Шаррон кивнул в задумчивости:
— Ясно… Думаю, это серьезно… Злопамятный, я его хорошо знаю! Долго у меня на глазах в доверенных у барона ходил. Где какое тайное дело надо провернуть, или подтолкнуть кого-то к нужному решению, там, глядишь, и Дэн. Милорд и шпоры золотые, давно им выслуженные, мне кажется, придерживал, чтобы его в нужном качестве при себе сохранить. И сейчас в Англию послал обстановку выяснить и постараться принцу Джону там подножку подставить, поддержки знати лишить. Он, Дэн, мастер на такие штуки!

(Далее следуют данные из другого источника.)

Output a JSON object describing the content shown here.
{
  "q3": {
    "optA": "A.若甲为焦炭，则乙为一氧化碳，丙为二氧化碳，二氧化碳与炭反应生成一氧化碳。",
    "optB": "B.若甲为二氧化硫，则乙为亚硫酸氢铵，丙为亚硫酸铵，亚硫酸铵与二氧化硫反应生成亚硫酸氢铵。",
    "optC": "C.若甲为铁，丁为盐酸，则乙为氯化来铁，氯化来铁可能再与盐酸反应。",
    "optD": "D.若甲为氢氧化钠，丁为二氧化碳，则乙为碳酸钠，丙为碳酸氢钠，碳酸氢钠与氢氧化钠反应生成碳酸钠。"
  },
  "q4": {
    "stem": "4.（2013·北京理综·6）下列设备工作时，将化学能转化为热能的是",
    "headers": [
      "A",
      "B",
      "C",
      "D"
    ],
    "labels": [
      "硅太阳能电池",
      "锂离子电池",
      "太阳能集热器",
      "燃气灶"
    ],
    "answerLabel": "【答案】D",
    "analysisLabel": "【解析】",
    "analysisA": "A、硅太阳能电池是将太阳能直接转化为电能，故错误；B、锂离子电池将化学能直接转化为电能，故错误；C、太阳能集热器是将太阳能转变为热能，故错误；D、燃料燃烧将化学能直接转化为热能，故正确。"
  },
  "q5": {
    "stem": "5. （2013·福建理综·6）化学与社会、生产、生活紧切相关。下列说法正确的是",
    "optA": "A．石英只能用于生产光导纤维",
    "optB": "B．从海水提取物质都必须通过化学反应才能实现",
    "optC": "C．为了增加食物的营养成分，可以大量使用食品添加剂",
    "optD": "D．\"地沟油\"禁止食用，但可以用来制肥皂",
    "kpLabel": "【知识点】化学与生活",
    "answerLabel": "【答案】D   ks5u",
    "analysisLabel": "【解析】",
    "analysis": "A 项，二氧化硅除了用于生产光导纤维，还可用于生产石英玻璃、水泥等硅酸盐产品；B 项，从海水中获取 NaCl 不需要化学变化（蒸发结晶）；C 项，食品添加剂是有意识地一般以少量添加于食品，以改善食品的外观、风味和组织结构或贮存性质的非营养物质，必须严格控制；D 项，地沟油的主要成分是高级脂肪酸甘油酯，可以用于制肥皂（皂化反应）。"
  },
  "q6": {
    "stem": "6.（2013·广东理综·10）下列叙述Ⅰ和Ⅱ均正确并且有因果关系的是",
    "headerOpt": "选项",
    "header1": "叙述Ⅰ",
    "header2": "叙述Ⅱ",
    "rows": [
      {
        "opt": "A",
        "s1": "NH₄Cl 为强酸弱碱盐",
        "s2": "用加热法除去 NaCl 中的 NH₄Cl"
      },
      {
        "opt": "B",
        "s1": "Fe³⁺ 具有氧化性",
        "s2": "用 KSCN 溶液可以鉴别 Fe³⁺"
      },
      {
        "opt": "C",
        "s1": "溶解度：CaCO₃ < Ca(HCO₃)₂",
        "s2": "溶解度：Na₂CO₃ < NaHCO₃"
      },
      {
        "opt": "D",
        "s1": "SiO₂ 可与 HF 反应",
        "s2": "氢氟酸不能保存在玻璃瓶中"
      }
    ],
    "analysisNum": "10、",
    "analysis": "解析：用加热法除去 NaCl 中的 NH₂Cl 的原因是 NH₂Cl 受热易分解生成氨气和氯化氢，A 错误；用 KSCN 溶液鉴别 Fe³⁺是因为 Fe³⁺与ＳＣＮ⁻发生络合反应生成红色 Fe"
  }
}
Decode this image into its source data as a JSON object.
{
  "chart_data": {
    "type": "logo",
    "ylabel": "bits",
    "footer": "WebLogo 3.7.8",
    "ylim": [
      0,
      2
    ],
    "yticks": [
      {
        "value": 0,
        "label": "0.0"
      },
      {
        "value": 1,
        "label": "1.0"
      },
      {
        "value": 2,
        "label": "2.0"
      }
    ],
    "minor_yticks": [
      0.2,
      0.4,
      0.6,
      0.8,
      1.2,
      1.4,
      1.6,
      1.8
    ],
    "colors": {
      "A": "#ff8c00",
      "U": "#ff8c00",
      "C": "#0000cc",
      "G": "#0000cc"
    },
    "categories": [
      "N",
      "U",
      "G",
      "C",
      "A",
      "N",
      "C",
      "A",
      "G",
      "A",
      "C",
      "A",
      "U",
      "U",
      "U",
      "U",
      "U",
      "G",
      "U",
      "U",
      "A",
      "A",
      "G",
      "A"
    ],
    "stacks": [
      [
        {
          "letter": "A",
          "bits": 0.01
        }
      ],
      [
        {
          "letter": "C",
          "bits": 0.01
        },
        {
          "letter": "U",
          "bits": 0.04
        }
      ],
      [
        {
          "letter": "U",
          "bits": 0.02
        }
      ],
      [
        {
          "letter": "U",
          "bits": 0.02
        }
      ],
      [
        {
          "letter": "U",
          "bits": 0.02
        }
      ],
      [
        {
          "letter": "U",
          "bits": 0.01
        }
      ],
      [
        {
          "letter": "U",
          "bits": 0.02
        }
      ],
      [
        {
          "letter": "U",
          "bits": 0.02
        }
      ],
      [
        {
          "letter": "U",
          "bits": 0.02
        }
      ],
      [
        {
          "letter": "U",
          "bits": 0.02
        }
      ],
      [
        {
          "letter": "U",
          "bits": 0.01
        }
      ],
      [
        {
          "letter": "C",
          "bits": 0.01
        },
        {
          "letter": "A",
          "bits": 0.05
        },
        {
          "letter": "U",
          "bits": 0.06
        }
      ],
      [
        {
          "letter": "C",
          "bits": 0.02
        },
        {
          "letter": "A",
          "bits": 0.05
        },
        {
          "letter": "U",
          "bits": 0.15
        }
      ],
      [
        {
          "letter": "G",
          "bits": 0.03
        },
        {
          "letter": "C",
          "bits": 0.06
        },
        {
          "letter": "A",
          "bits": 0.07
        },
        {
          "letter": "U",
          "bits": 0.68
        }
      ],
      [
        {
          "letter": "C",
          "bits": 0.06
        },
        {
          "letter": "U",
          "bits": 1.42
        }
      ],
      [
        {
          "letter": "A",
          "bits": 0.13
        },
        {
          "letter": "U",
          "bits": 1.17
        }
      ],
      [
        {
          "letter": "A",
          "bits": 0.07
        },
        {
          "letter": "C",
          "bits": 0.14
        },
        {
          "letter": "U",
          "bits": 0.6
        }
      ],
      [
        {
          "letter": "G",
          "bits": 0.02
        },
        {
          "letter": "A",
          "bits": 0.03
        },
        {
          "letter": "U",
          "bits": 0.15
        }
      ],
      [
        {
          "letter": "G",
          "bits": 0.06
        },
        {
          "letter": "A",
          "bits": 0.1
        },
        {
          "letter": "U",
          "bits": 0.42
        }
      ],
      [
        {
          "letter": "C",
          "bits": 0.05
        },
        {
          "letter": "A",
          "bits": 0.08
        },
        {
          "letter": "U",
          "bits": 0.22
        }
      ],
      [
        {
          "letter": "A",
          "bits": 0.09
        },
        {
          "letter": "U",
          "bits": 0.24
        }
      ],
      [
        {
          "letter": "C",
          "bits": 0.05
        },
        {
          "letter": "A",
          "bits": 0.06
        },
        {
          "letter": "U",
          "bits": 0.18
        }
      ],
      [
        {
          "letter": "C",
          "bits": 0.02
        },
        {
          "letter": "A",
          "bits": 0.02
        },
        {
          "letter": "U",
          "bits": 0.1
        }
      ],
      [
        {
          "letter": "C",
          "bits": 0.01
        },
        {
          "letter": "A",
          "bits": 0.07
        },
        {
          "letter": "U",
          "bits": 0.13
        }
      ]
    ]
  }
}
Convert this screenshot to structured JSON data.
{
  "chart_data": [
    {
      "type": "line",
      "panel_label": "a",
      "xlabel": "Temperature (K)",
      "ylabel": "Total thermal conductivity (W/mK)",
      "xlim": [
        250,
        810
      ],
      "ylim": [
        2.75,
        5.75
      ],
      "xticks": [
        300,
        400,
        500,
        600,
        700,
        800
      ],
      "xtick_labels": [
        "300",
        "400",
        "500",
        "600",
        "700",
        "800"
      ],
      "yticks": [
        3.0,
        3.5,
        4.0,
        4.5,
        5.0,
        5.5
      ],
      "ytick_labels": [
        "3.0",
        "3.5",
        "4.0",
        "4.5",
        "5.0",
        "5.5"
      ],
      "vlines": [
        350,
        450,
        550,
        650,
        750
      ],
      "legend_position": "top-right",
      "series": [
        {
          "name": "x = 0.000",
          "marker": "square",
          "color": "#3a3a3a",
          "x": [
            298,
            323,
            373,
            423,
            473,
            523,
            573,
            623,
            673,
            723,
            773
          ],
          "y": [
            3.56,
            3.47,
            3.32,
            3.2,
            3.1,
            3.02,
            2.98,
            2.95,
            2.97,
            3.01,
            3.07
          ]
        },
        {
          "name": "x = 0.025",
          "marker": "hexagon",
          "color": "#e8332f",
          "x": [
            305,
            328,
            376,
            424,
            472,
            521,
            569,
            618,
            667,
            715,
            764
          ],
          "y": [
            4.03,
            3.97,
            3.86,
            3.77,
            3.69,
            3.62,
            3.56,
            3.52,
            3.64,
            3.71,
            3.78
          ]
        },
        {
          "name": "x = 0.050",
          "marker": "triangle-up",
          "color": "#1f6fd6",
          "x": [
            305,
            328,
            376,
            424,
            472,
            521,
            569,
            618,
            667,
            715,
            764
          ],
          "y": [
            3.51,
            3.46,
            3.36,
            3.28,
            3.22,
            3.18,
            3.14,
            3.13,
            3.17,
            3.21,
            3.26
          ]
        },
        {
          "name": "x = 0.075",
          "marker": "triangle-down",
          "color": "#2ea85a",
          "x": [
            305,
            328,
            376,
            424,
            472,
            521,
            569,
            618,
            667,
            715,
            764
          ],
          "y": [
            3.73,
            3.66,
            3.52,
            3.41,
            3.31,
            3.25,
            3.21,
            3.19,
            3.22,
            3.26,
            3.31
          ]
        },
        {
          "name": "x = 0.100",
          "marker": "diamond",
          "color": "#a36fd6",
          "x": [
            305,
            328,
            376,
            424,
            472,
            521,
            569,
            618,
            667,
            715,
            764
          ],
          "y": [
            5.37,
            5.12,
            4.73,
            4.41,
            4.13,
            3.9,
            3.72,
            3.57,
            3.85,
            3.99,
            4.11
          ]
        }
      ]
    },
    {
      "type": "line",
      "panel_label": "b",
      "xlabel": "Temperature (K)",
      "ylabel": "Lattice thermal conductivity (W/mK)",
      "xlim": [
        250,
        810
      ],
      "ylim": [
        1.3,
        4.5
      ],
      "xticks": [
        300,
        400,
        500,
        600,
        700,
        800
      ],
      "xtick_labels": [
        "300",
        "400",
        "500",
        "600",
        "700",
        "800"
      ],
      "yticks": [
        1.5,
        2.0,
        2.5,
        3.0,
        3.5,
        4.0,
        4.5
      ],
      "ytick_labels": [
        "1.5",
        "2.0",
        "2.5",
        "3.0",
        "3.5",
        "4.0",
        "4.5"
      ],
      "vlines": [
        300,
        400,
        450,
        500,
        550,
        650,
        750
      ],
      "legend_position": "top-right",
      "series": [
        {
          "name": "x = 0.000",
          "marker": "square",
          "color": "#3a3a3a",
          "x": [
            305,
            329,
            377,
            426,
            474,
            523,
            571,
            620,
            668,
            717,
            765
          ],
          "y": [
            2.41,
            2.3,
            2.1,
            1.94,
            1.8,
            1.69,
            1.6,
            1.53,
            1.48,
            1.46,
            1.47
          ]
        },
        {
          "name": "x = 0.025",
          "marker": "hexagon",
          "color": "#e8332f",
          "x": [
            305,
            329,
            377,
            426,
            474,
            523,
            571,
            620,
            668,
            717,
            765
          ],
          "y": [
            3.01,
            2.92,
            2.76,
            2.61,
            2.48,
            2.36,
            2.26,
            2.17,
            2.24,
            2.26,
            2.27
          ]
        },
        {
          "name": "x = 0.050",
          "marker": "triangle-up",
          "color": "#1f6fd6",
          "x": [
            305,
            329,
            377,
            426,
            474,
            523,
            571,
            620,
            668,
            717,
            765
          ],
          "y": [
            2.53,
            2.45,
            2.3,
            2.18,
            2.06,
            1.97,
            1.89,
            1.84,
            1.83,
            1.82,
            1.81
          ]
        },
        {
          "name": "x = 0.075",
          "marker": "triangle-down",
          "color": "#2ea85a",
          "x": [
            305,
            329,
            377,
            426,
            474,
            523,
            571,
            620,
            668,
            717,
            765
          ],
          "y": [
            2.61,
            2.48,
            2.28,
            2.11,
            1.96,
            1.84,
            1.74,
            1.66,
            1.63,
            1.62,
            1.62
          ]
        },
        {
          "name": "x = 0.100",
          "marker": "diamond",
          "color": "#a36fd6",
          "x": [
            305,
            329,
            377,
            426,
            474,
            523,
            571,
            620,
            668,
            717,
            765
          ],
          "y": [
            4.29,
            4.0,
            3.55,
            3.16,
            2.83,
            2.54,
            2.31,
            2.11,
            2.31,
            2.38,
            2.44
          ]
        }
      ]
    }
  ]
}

Эдварду разговор помог понять, за какие грехи сэр Дэниэл к нему так не расположен. Да ведь он умудрился трижды поставить профессионала высокого класса в дурацкое положение. Такое, конечно, не прощают…
— Чувствую, мессир, — со вздохом сказал он, — вторым, кто скрестит со мной мечи после снятия обета, будет Дэн. А может и не дотерпеть, полезет без очереди.
— Да, очередь! — сообразил Шаррон. — А где твой кровник, фон-барон? Неужто ты из Палестины уехал, оставив его в живых?
— Да, — кивнул сакс, — но и я скоро туда вернусь. Вот только домой съезжу… Мать тяжело болеет, хочу с собой в Святую землю увезти…
Капитан понимающе закивал:
— Ну, да, там же у тебя дружок знаменитый врач, даже, говорят, колдун-чернокнижник, да я в это не верю…
— И кто эту чепуху на хвосте носит? — насторожился Эдвард.
— Кто-то из тамплиеров нашептал на ухо милорду. Их, святош орденских, здесь изрядно развелось. Замки строят: под Тулузой, в Ниме, еще где-то. Золота у них хватает. Впечатление такое, будто не верят попы, что мы долго в Палестине удержимся и вьют себе здесь гнезда.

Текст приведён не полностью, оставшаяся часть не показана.